Data notes: cost, random potential, and injury prone flag. :contentReference[oaicite:11]{index=11}
How to actually scout wonderkid DMs in FM26
- Decide the DM role first: anchor, half back, deep-lying playmaker, ball-winning DM, regista. Different roles need different strengths.
- Prioritise the “defensive brain”: positioning, anticipation, concentration, decisions.
- Then add the engine: stamina, work rate, teamwork, natural fitness.
- If you build up through the DM: passing, first touch, composure, vision become non-negotiable.
- Minutes matter most: a DM who plays 35 to 45 competitive matches develops faster than a DM who trains perfectly in silence.
Honourable mentions (if you want more options)
If you want alternatives, the wider DM pool is stacked. Names like Noah Sadiki, Eduardo Felicíssimo, Arthur Vermeeren, and Jack Hinshelwood can all be worth a look depending on budget and save type. :contentReference[oaicite:12]{index=12}
Next in the FM26 Top 10 Wonderkids by position series
This is part of the FM26 Top 10 wonderkids series by position. If you want the full database view with price filters and position tabs, add this post into your main wonderkids hub and link the whole series from there.
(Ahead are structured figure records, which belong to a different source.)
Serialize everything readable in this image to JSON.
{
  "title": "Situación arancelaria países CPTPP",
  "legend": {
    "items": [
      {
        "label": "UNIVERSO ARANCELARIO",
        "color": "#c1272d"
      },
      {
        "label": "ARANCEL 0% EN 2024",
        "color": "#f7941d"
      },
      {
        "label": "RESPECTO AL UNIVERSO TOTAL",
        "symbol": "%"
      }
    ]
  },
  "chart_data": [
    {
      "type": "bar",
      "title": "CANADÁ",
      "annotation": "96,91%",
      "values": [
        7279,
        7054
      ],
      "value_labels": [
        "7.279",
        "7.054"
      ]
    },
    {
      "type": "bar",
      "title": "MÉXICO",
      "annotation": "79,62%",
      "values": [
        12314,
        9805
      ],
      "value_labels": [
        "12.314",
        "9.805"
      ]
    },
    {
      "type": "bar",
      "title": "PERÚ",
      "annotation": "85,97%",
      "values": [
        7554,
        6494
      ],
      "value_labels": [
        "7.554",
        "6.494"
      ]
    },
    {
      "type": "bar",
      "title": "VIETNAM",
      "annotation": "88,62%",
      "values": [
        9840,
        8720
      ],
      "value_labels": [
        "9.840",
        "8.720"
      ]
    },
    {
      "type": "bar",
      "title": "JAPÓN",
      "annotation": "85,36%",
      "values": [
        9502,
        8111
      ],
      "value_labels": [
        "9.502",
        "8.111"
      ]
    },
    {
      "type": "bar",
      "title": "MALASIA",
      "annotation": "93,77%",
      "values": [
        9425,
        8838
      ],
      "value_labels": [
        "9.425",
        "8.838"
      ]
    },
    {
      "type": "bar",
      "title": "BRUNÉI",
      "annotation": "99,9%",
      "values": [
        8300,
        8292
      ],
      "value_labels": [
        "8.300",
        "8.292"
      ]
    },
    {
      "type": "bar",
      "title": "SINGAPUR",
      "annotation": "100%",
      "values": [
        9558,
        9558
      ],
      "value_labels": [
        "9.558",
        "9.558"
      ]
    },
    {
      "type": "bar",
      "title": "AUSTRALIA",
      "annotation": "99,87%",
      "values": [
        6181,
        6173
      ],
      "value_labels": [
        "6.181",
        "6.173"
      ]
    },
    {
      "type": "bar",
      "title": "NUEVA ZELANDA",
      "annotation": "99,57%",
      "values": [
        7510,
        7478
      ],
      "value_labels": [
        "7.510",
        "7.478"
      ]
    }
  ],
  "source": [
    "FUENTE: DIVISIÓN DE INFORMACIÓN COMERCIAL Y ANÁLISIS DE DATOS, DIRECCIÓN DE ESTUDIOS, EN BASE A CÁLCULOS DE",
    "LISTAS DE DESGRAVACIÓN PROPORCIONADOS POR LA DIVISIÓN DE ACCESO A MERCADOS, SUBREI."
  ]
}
Go back to the FM26 Wonderkids Hub (price + position filters)
FAQ
Which DM role is best for wonderkids in FM26?
The best role is the one that matches their strengths. If they have elite positioning and tackling, go more defensive. If they are press-proof with great passing, build around them as your main outlet.
Should I loan out a DM wonderkid or keep him in my squad?
If you cannot give him consistent minutes, loan him. If you can rotate him into league matches and cups, keep him. DMs improve fastest when they play regularly.
Is random potential a deal-breaker for DMs?
Not at all. It just means your scouting matters. If your reports love his personality and key mental attributes, he is still a fantastic long-term signing.